Hangi taraftan gelmiş olursa olsun bu durum, ibadethanede masumlara yönetilmiş bir terör hadisesinden başka bir şey değildir. Bölge, tansiyonu yüksek ve yıllardan beri tartışmalara konu olmaktadır. Suudi Arabistan’da yaşayan yaklaşık üç milyon Şiînin üçte biri burada bulunmakta ve esasında kendi kimliklerini de korumaktadır. Bölgeyi 1990larda ziyaret ettiğimde her tarafta Hanbeliliğin (daha doğrusu Vehhabiliğin) icra ettirildiği zannımın aksine bir öğle vakti Katıf kalesini seyrederken duyduğum Şii tarzı ezan beni şaşırtmış ve sosyal yapıya daha yakından bakmamı gerektirmişti. Şii İmamiye akaidini taklit eden bölge ahalisi (hem ahbarî ve hem de usulîlerin yanısıra, Ahmed el Ahsaî ekoluna mensup Ahsaîler ve diğer Şii anlayışların pek çoğu mevcuttur) her ne kadar İran etkisine açık ise de homojen özellik göstermemektedir. İçeriden geleneksel Şii yapısını muhafaza eden toplum, esasında yeni Suudi yönetimi ve Sünni toplum ile de kaynaşmış gözükmektedir. İki tarafın hafızasında yer alan bazı olumsuzluklar, müşterek şehir hayatı ve ekonomik gelişmenin paralelinde arka plana itilmişti. Muhtemelen burada Şii ezanının da okunabilmesi bu anlayışın bir sonucu idi.
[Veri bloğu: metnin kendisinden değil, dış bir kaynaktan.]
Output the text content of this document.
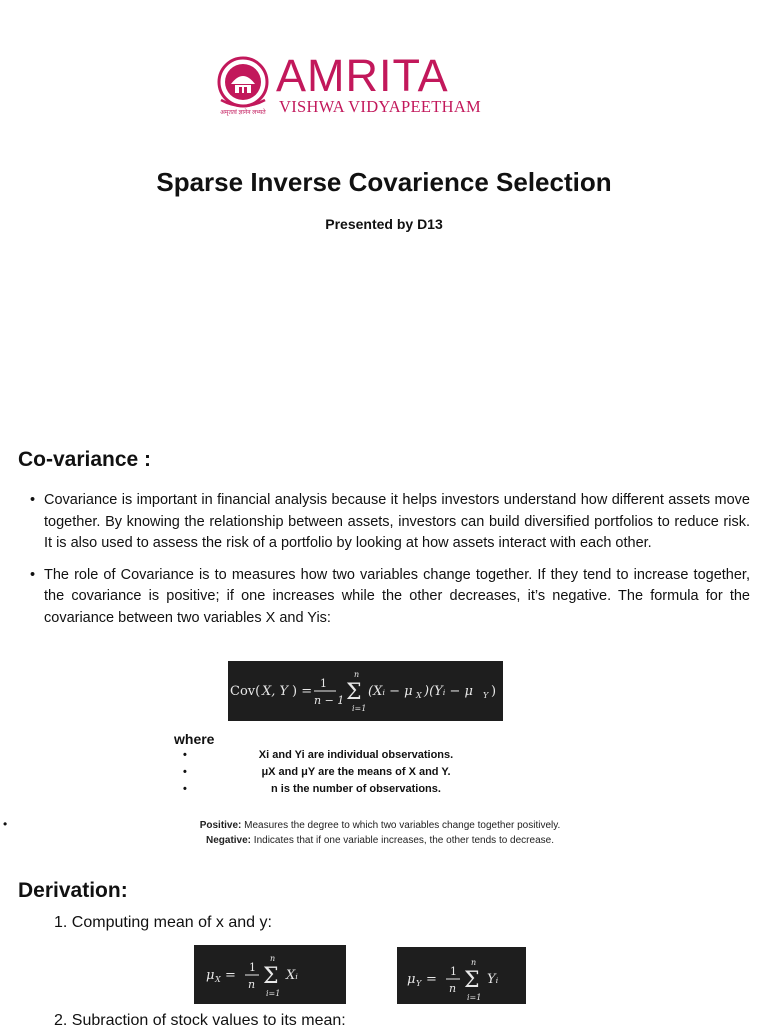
अमृतत्वं ज्ञानेन लभ्यते
AMRITA
VISHWA VIDYAPEETHAM
Sparse Inverse Covarience Selection
Presented by D13
Co-variance :
• Covariance is important in financial analysis because it helps investors understand how different assets move together. By knowing the relationship between assets, investors can build diversified portfolios to reduce risk. It is also used to assess the risk of a portfolio by looking at how assets interact with each other.
• The role of Covariance is to measures how two variables change together. If they tend to increase together, the covariance is positive; if one increases while the other decreases, it’s negative. The formula for the covariance between two variables X and Yis:
Cov( X, Y ) =
1
n − 1
n
Σ
i=1
(Xᵢ − μ X )(Yᵢ − μ Y )
where
• Xi and Yi are individual observations.
• μX and μY are the means of X and Y.
• n is the number of observations.
•	Positive: Measures the degree to which two variables change together positively.
Negative: Indicates that if one variable increases, the other tends to decrease.
Derivation:
1. Computing mean of x and y:
μ X =
1
n
n
Σ
i=1
Xᵢ	μ Y =
1
n
n
Σ
i=1
Yᵢ
2. Subraction of stock values to its mean:
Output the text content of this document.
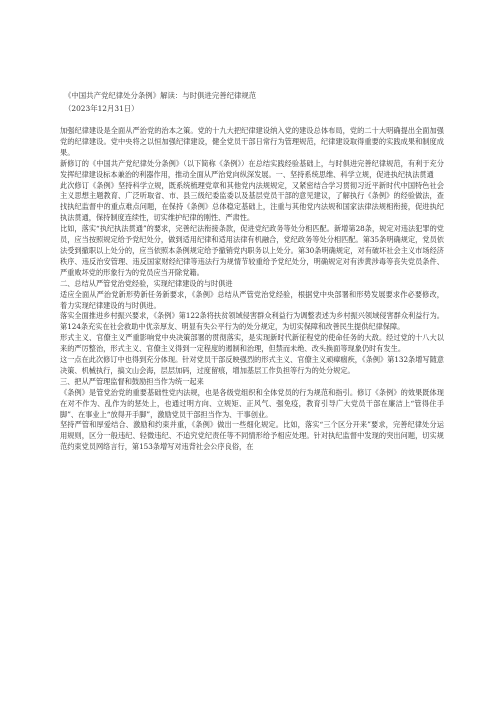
《中国共产党纪律处分条例》解读：与时俱进完善纪律规范
（2023年12月31日）

加强纪律建设是全面从严治党的治本之策。党的十九大把纪律建设纳入党的建设总体布局，党的二十大明确提出全面加强党的纪律建设。党中央将之以恒加强纪律建设，健全党员干部日常行为管理规范，纪律建设取得重要的实践成果和制度成果。

新修订的《中国共产党纪律处分条例》（以下简称《条例》）在总结实践经验基础上，与时俱进完善纪律规范，有利于充分发挥纪律建设标本兼治的利器作用，推动全面从严治党向纵深发展。一、坚持系统思维、科学立规，促进执纪执法贯通

此次修订《条例》坚持科学立规，既系统梳理党章和其他党内法规规定，又紧密结合学习贯彻习近平新时代中国特色社会主义思想主题教育、广泛听取省、市、县三级纪委监委以及基层党员干部的意见建议，了解执行《条例》的经验做法，查找执纪监督中的重点难点问题，在保持《条例》总体稳定基础上，注重与其他党内法规和国家法律法规相衔接，促进执纪执法贯通，保持制度连续性，切实维护纪律的刚性、严肃性。

比如，落实“执纪执法贯通”的要求，完善纪法衔接条款，促进党纪政务等处分相匹配。新增第28条，规定对违法犯罪的党员，应当按照规定给予党纪处分，做到适用纪律和适用法律有机融合，党纪政务等处分相匹配。第35条明确规定，党员依法受到撤职以上处分的，应当依照本条例规定给予撤销党内职务以上处分。第30条明确规定，对有破坏社会主义市场经济秩序、违反治安管理、违反国家财经纪律等违法行为规情节较重给予党纪处分，明确规定对有涉黄涉毒等丧失党员条件、严重败坏党的形象行为的党员应当开除党籍。

二、总结从严管党治党经验，实现纪律建设的与时俱进

适应全面从严治党新形势新任务新要求，《条例》总结从严管党治党经验，根据党中央部署和形势发展要求作必要修改，着力实现纪律建设的与时俱进。

落实全面推进乡村振兴要求，《条例》第122条将扶贫领域侵害群众利益行为调整表述为乡村振兴领域侵害群众利益行为。第124条充实在社会救助中优亲厚友、明显有失公平行为的处分规定，为切实保障和改善民生提供纪律保障。

形式主义、官僚主义严重影响党中央决策部署的贯彻落实，是实现新时代新征程党的使命任务的大敌。经过党的十八大以来的严厉整治，形式主义、官僚主义得到一定程度的遏制和治理，但禁而未绝、改头换面等现象仍时有发生。

这一点在此次修订中也得到充分体现。针对党员干部反映强烈的形式主义、官僚主义顽瘴痼疾，《条例》第132条增写随意决策、机械执行，搞文山会海，层层加码，过度留痕，增加基层工作负担等行为的处分规定。

三、把从严管理监督和鼓励担当作为统一起来

《条例》是管党治党的重要基础性党内法规，也是各级党组织和全体党员的行为规范和指引。修订《条例》的效果既体现在对不作为、乱作为的惩处上，也通过明方向、立规矩、正风气、强免疫，教育引导广大党员干部在廉洁上“管得住手脚”、在事业上“放得开手脚”，激励党员干部担当作为、干事创业。

坚持严管和厚爱结合、激励和约束并重，《条例》做出一些细化规定。比如，落实“三个区分开来”要求，完善纪律处分运用规则，区分一般违纪、轻微违纪、不追究党纪责任等不同情形给予相应处理。针对执纪监督中发现的突出问题，切实规范约束党员网络言行，第153条增写对违背社会公序良俗，在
Genç nesillerin yüksek öğrenime intisabı ve özellikle yurt dışında eğitim alanların çoğalması ile bölgede “vatandaşlık” duygusu daha da gelişti. Ancak özellikle selefi hareket içinde gelişen radikallerin, “tekfiri” tabir edilen ve selefi anlayışın dışındaki anlayışları küfürle itham eden gurupların ilk yöneldikleri ve eylem yaptıkları bölgelerin buralar olması da dikkat çekicidir. Tabii olarak Necid/Riyad merkezli bazı din adamlarının idareden aldıkları güçle zaman zaman tansiyonu yükselten açıklamalar yapmasının bu tür olaylarda etkisinin olabileceği varsayılabilir. Ancak bölgenin dünyanın en önemli petrol kaynaklarının üzerinde bulunması da dikkatlerden uzak tutulmamalıdır. Zira burası ABD’nin enerji güvenliği açısından risk düzeyi, doğal olarak da güvenliği sağlama düzeyi de en yüksek alanlardan birisidir. Buralarda meydana gelen hadiseleri salt mezhep çatışmaları ile izah etmek büyük yanılgılara sebep olur.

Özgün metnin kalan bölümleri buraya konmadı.